A decision is “contrary to” clearly established federal law “if the state court arrives at a conclusion opposite to that reached by [the U.S. Supreme Court] on a question of law or if the state court decides a case differently than [the U.S. Supreme Court] has on a set of materially indistinguishable facts.” Williams v. Taylor, 529 U.S. 362, 412–13 (2000). A decision involves an unreasonable application of clearly established federal law “if the state court identifies the correct governing legal principle from [the U.S. Supreme Court’s] decisions but unreasonably applies that principle to the facts of the prisoner’s case.” Williams, 529 U.S. at 413. Clearly established federal law refers to the holding of an opinion

by the U.S. Supreme Court at the time of the relevant state court decision. Williams, 529 U.S. at 412. “[AEDPA] modified a federal habeas court’s role in reviewing state prisoner applications in order to prevent federal habeas ‘retrials’ and to ensure that state-court convictions are given effect to the extent possible under law.” Bell v. Cone, 535 U.S. 685, 694 (2002). A federal petitioner must show that the state court’s ruling was “so lacking in justification that there was an error well understood and comprehended in existing law beyond any possibility of fairminded disagreement.” Harrington v. Richter, 562 U.S. 86, 103 (2011).

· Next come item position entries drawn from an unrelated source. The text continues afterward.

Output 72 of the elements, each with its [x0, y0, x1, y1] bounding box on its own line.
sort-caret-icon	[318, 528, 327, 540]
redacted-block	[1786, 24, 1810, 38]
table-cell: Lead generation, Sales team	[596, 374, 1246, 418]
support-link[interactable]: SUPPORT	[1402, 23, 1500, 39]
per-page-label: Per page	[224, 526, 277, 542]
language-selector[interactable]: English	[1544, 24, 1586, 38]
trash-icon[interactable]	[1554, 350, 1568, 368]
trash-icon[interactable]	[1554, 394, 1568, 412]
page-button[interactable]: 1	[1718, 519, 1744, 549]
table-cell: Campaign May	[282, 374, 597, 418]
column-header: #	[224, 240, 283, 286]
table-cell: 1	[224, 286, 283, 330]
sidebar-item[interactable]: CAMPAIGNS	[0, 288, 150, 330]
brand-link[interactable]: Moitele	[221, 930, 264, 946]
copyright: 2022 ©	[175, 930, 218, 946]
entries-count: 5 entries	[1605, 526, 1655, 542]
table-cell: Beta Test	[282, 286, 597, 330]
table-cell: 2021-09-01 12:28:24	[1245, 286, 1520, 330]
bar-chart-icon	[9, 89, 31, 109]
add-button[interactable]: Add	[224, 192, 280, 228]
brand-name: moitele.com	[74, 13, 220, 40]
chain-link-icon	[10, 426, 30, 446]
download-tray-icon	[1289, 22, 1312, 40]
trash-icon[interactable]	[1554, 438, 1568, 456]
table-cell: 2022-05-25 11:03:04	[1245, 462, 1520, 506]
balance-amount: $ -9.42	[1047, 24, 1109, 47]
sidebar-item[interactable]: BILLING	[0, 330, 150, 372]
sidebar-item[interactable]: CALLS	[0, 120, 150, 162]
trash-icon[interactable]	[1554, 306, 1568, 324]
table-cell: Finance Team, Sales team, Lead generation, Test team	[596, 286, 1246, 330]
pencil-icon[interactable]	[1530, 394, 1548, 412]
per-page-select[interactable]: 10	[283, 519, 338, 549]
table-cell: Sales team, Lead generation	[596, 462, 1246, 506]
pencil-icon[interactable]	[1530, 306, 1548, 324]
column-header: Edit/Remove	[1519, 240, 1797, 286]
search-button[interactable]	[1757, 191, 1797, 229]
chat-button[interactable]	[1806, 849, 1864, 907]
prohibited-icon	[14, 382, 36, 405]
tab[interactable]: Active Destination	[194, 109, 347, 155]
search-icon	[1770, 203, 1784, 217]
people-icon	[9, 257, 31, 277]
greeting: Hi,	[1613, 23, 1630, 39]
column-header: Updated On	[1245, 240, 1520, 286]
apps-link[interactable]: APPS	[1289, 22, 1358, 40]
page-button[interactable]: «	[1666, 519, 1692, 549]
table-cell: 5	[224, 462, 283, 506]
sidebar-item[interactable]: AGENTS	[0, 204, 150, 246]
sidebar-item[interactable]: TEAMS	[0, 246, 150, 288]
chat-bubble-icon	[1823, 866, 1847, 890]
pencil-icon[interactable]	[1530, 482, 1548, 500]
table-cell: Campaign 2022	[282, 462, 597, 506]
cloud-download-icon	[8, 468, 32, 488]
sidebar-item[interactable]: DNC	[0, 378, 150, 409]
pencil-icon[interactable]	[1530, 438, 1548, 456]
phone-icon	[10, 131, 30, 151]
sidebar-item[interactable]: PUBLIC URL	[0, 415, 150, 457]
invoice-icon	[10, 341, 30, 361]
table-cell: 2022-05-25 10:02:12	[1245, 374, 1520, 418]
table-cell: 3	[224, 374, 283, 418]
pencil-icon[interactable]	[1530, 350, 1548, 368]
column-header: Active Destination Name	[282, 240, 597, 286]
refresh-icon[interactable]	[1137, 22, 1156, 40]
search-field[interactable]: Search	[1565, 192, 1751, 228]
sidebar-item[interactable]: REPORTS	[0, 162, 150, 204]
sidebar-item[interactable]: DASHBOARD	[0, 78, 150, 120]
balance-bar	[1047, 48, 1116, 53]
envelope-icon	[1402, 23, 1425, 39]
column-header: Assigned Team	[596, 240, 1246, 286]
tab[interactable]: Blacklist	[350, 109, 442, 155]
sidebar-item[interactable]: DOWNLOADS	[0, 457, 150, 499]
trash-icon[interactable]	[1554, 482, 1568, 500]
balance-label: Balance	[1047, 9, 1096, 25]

Exhaustion and Procedural Default A petitioner must exhaust the remedies available in state court before a federal court can grant relief on habeas. 28 U.S.C. § 2254(b)(1)(A). The petitioner must (1) alert the state court to the federal nature of his claim and (2) give the state court a full opportunity to resolve the federal claim by invoking one complete round of the state’s established appellate review process. O’Sullivan v. Boerckel, 526 U.S. 838, 845 (1999); Picard v. Connor, 404 U.S. 270, 278 (1971). The state court must have the first opportunity to review and correct any alleged violation of a federal right. Baldwin v. Reese, 541 U.S. 27, 29 (2004). A federal court may stay — or dismiss without prejudice — a habeas case to allow a

petitioner to return to state court to exhaust a claim. Rhines v. Weber, 544 U.S. 269 (2005); Rose v. Lundy, 455 U.S. 509 (1982). If the state court would deny the claim on a state procedural ground, the federal court instead denies the claim as procedurally barred. Snowden v. Singletary, 135 F.3d 732, 736 (11th Cir. 1998) (citing Coleman v. Thompson, 501 U.S. 722, 735 n.1 (1991)).

To excuse a procedural default on federal habeas, a petitioner must demonstrate either (1) cause for the default and actual prejudice from the alleged violation of federal law or (2) a miscarriage of justice. Maples v. Thomas, 565 U.S. 266, 280 (2012); House v. Bell, 547 U.S. 518, 536–37 (2006).